The conversation shifts from "you're not performing" to "you improved 15 points after applying feedback—let's build on that." The first framing triggers a threat response. The second triggers motivation. One drains the tank. The other fills it.

Recognition-based accountability isn't a management philosophy. It's an energy strategy. In a sector running on depleted reserves, it may be the only accountability model that works.

Success First Software Is Now Possible With AI

What it means when AI creates capacity instead of consuming it

Mallory didn't build Practivated to replace fundraising coaches. She built it because the Fogg model demands infrastructure: motivation and knowledge aren't enough if the prompt and practiced ability aren't there for the moment that matters. Practivated is that infrastructure—AI configured to leave fundraisers more capable after every interaction than they were before.

Not AI that processes faster. Not AI that generates reports. AI that develops humans—building the behavioral capacity that makes everything downstream more effective. Benjamin Bloom's research showed that one-on-one tutoring produces results two standard deviations above standard instruction. Practivated delivers that at scale, for every fundraiser in the organization.

It does this through four mechanisms. Behavioral shaping through simulation builds skill where it lives—in the body, not the mind. Adaptive coaching through Coach Tivy tailors feedback to each individual based on what actually works across thousands of interactions. Physiological safety creates the neurological conditions for real change without triggering resistance. And recognition-based accountability keeps the energy equation positive—building momentum instead of spending it.

This isn't incremental improvement. It's a category change: technology designed on the premise that human success is the metric, and that the tool's job is to serve that—not the other way around.

Conclusion

The tools we choose now will determine whether we build capacity or deplete it

The 97% of investment in software with only 3% on success wasn't a story about one organization. It was a mirror held up to decades of investment patterns across the sector. We've been funding software performance and hoping human performance would follow as a byproduct. It hasn't. And in a sector already at the edge of its capacity to absorb change, that gap isn't just inefficiency—it's a mission risk.

The sector doesn't need better fundraising software. It needs more successful fundraisers.

That's the investment thesis Mallory built Practivated around. And it's the thesis sector leaders need to bring to every technology decision they make.

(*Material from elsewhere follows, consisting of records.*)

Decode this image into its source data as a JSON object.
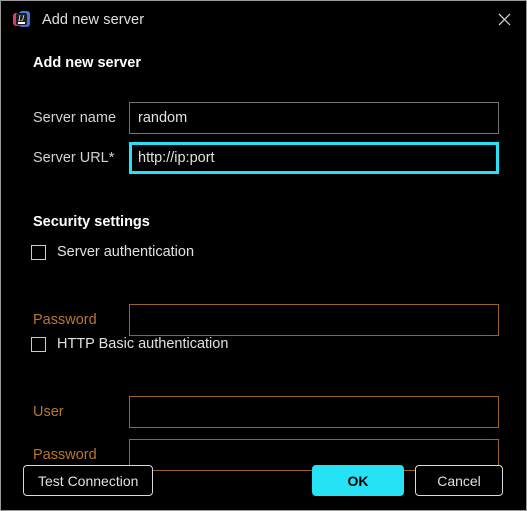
{
  "window": {
    "title": "Add new server",
    "icon": "intellij-idea-icon",
    "close_icon": "close-icon"
  },
  "sections": {
    "add_server": {
      "heading": "Add new server",
      "fields": [
        {
          "name": "server-name",
          "label": "Server name",
          "value": "random",
          "placeholder": "",
          "focused": false,
          "state": "normal"
        },
        {
          "name": "server-url",
          "label": "Server URL*",
          "value": "http://ip:port",
          "placeholder": "http://ip:port",
          "focused": true,
          "state": "normal"
        }
      ]
    },
    "security": {
      "heading": "Security settings",
      "server_auth": {
        "label": "Server authentication",
        "checked": false,
        "password": {
          "label": "Password",
          "value": "",
          "state": "warn"
        }
      },
      "http_basic_auth": {
        "label": "HTTP Basic authentication",
        "checked": false,
        "user": {
          "label": "User",
          "value": "",
          "state": "warn"
        },
        "password": {
          "label": "Password",
          "value": "",
          "state": "warn"
        }
      }
    }
  },
  "footer": {
    "test_connection": "Test Connection",
    "ok": "OK",
    "cancel": "Cancel"
  },
  "colors": {
    "accent_cyan": "#26e2f5",
    "warn_orange": "#b8762e",
    "text_primary": "#dfe1e5",
    "background": "#000000",
    "border": "#9a9a9a"
  }
}
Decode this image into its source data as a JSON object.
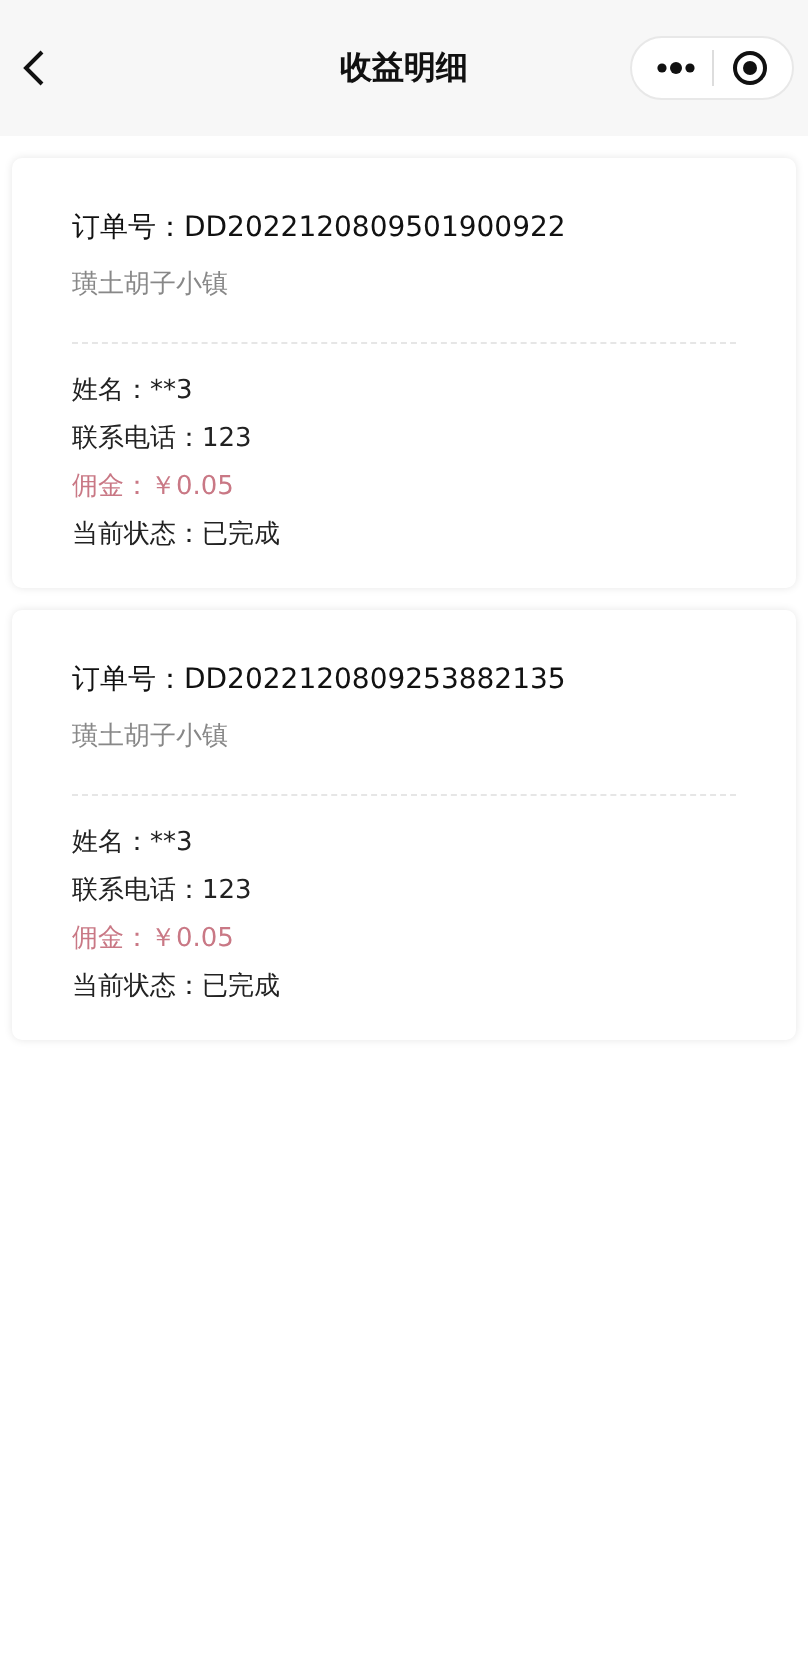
{
  "nav": {
    "title": "收益明细"
  },
  "orders": [
    {
      "order_no": "订单号：DD2022120809501900922",
      "shop": "璜土胡子小镇",
      "details": [
        {
          "text": "姓名：**3",
          "kind": "plain"
        },
        {
          "text": "联系电话：123",
          "kind": "plain"
        },
        {
          "text": "佣金：￥0.05",
          "kind": "commission"
        },
        {
          "text": "当前状态：已完成",
          "kind": "plain"
        }
      ]
    },
    {
      "order_no": "订单号：DD2022120809253882135",
      "shop": "璜土胡子小镇",
      "details": [
        {
          "text": "姓名：**3",
          "kind": "plain"
        },
        {
          "text": "联系电话：123",
          "kind": "plain"
        },
        {
          "text": "佣金：￥0.05",
          "kind": "commission"
        },
        {
          "text": "当前状态：已完成",
          "kind": "plain"
        }
      ]
    }
  ]
}
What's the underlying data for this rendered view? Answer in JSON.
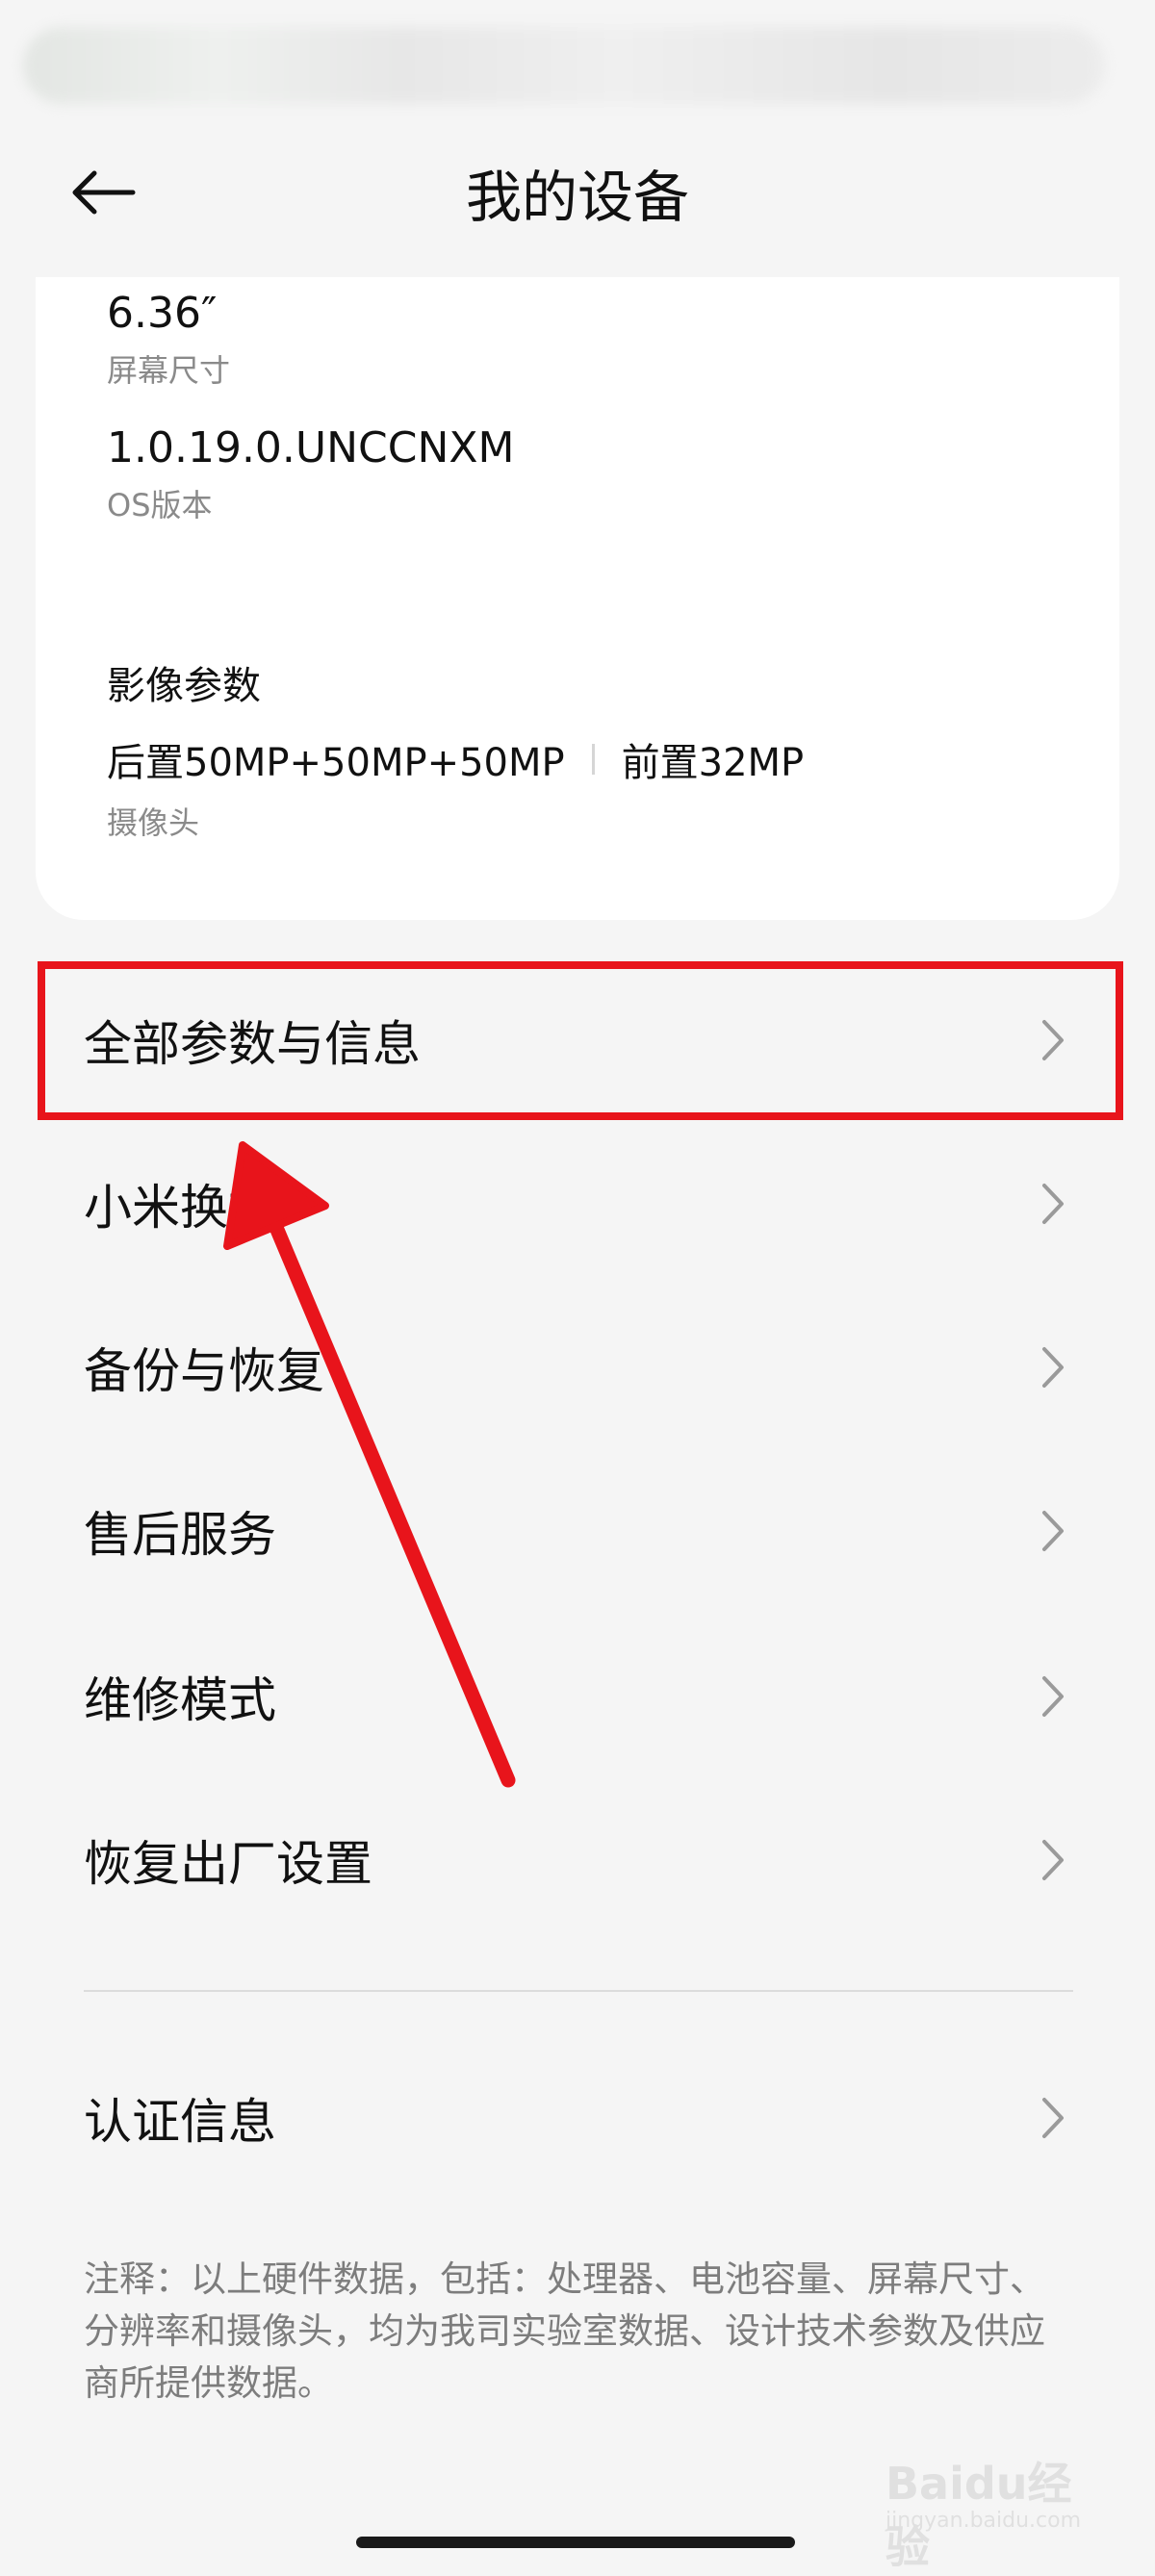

The State of Donor Conversations report shows what developmental technology actually delivers: measurable behavioral growth, stronger fundraiser confidence, and change that integrates into culture without disrupting it. It's grounded in 370 real simulations and 106 practicing fundraisers—data that tracks not just what happened, but how humans improved.

The question isn't whether AI will transform the social sector. It will. The question is whether you'll invest in AI that depletes your organization's capacity to change—or AI that builds it.

(PS. Just gotta give B.J. Fogg a shoutout for being a legend in behavioral design. The man was prompt engineering before prompting was even a thing. Run don't walk if you see space in one of his workshops or bootcamps.)